Lexipedia

Amaudruz Céline · Nationalrat · 2014-11-27

Amaudruz Céline · Nationalrat · Genf · Fraktion der Schweizerischen Volkspartei · 2014-11-27

Wortprotokoll

Nous en sommes donc au bloc 8, relatif aux impôts, comme vous avez pu le constater. Trois propositions de minorité ont été déposées.

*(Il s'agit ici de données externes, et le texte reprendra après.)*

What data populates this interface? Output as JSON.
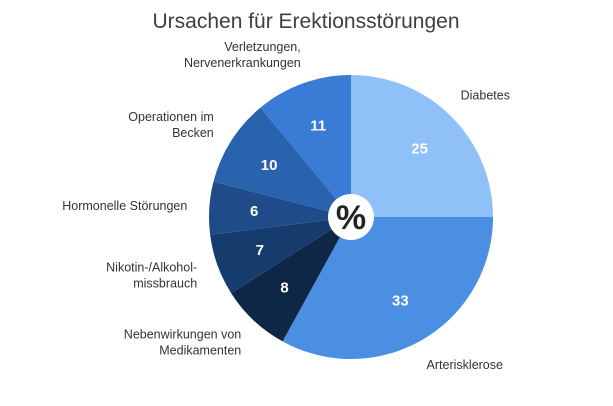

La première proposition dont je vais vous parler est celle de la minorité Schibli. Elle prévoit de réduire le budget prévu pour la création de postes dans le service de l'assistance administrative à hauteur de 4,1 millions de francs. La minorité Schibli soutient que l'on ne peut créer des postes que lorsqu'ils sont nécessaires. Or, selon la minorité, ces postes n'étant pas nécessaires, il convient de réduire le budget. La majorité estime, au contraire, que la création de ces trente nouveaux postes au sein du service de l'assistance administrative est un besoin non contesté et indéniable, ce d'autant que cette augmentation est d'une durée limitée. La commission vous propose ainsi, par 15 voix contre 7 et 3 abstentions, de rejeter la proposition défendue par la minorité Schibli.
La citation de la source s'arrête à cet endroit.